今回はこのレモンのタルトだったけれど、次の逆境の際にはレモンのバタークリームで飾るレモンケーキを作ろうと狙っている。
* { lemon tartelettes adapted from : miette by meg ray with leslie jonath — lemon tartlettes }
— レモンタルトレットのレシピは以下 :
{ ingredients } 直径9cmのタルト型6個分
< タルト生地 / pâte sucrée >
薄力粉 240g
グラニュー糖 30g
塩 小さじ1/4
無塩バター 110g (冷えたまま、角切りにする)
卵黄 大1個
生クリーム 大さじ2
< レモンカード / lemon curd >
グラニュー糖 100g
レモン汁 60ml
レモンの皮 大さじ1/2
卵黄 4個
無塩バター 50g (角切りにする)
{ how to }
1. タルト生地を作る。大きめのボウルに薄力粉、グラニュー糖、塩を入れて混ぜる。無塩バターを加え、ゴムベラで切るように混ぜる。
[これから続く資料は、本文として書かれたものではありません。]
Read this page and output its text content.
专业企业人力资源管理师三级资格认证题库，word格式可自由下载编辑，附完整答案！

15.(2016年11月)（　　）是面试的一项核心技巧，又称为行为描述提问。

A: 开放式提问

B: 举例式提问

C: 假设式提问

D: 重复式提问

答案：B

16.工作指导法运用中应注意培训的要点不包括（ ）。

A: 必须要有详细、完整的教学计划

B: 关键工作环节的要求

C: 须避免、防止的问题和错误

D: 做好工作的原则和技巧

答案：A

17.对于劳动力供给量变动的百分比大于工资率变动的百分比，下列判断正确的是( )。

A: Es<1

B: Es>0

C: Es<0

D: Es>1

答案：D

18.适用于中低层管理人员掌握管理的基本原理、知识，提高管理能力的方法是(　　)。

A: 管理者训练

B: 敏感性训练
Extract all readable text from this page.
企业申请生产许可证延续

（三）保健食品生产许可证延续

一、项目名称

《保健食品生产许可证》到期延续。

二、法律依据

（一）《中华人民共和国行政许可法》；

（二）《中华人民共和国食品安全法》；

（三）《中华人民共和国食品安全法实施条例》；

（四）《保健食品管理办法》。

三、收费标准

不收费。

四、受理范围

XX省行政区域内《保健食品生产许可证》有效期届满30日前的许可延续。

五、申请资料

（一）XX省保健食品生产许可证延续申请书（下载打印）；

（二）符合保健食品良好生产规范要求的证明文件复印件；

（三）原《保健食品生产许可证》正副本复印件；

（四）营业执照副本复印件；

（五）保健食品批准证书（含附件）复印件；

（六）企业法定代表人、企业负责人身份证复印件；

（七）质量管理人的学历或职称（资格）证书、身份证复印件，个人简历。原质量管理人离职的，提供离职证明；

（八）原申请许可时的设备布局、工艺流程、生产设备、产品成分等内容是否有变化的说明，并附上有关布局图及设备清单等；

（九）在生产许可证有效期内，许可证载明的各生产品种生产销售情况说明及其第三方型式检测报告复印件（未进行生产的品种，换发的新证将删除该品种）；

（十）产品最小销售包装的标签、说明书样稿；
ある程度バターが細かくなったら、指でバターと粉類をすり合わせてポロポロのそぼろ状にする。
2. 小さめのボウルに卵黄と生クリームを入れ、混ぜ合わせる。1に加えて手早く混ぜ、生地をひとまとめにする。まとめた生地をしっかりラップで包み、冷蔵庫で1時間以上寝かす。
3. バター又はサラダ油(分量外)をタルト型に薄く塗り、薄力粉(分量外)をまぶし、逆さまにして余分な粉が落ちるよう、しっかりはたく。2の生地を6等分し、打ち粉(分量外)をした台にのせ、麺棒でタルト型の大きさに合わせて6mm厚さに伸ばす。タルト型に敷き込み、周囲の余分な生地をナイフ等で切り落とす。フォークで底に何カ所か穴を開け、その状態のまま冷凍庫で30分-1時間寝かす。
4. オーブン皿に冷凍庫から出したタルトを並べ、180℃に予熱したオーブンで30分前後きれいな焼き色がつくまで焼き、網の上で冷ます。
5. レモンカードを作る。耐熱のボウルにグラニュー糖、レモン汁、レモンの皮、卵黄を入れ、混ぜ合わせる。ボウルを湯煎にかけ、もったりするまで更に混ぜる。
6. こし器を通して5を清潔な密封容器に入れ、人肌より少し熱い50-60℃まで冷ます。そこに無塩バターを加え、泡立て器又はハンディミキサーでバターの固まりがなくなるまで混ぜる。レモンカードの表面に直接ラップをかけ(膜ができるのを防ぐため)、冷蔵庫で冷やす。
7. 4の完全に冷めたタルトに6のレモンカードをすくい入れ、冷蔵庫でよく冷やして(最低でも1時間)完成。
{ tips }
- タルト生地を型に敷き込み、周囲の余分な生地を落とす際、麺棒を型の淵の上で軽く転がすと簡単に切り落とすことができる。また、型に敷いた生地を冷凍庫で寝かすことにより、焼く行程での縮みを防ぐことができる。
- タルトを焼く時間はオーブンによって異なるため、注意を払う。mietteのレシピでは350°F(約180℃)で10-12分としているため、最初の10分で一度様子を見て焼き時間を調整する。
- レモンカードはよく冷やしてからタルトに入れるのがポイント。またレモンカードは密封された状態で、冷蔵庫で約1週間、冷凍庫で約3ヶ月、保存することが可能であるが、冷凍保存でない場合は新鮮な状態で使用するのがおすすめ。
- レモンカードをすくい入れる代わりに絞り袋(大きめの丸口金を使用)でタルトに入れても綺麗に仕上がる。
- 完成したレモンタルトを冷蔵庫で一定の時間冷やすことにより、タルトとレモンカードが馴染む。但し、食べる際には室温に戻すのがおすすめ。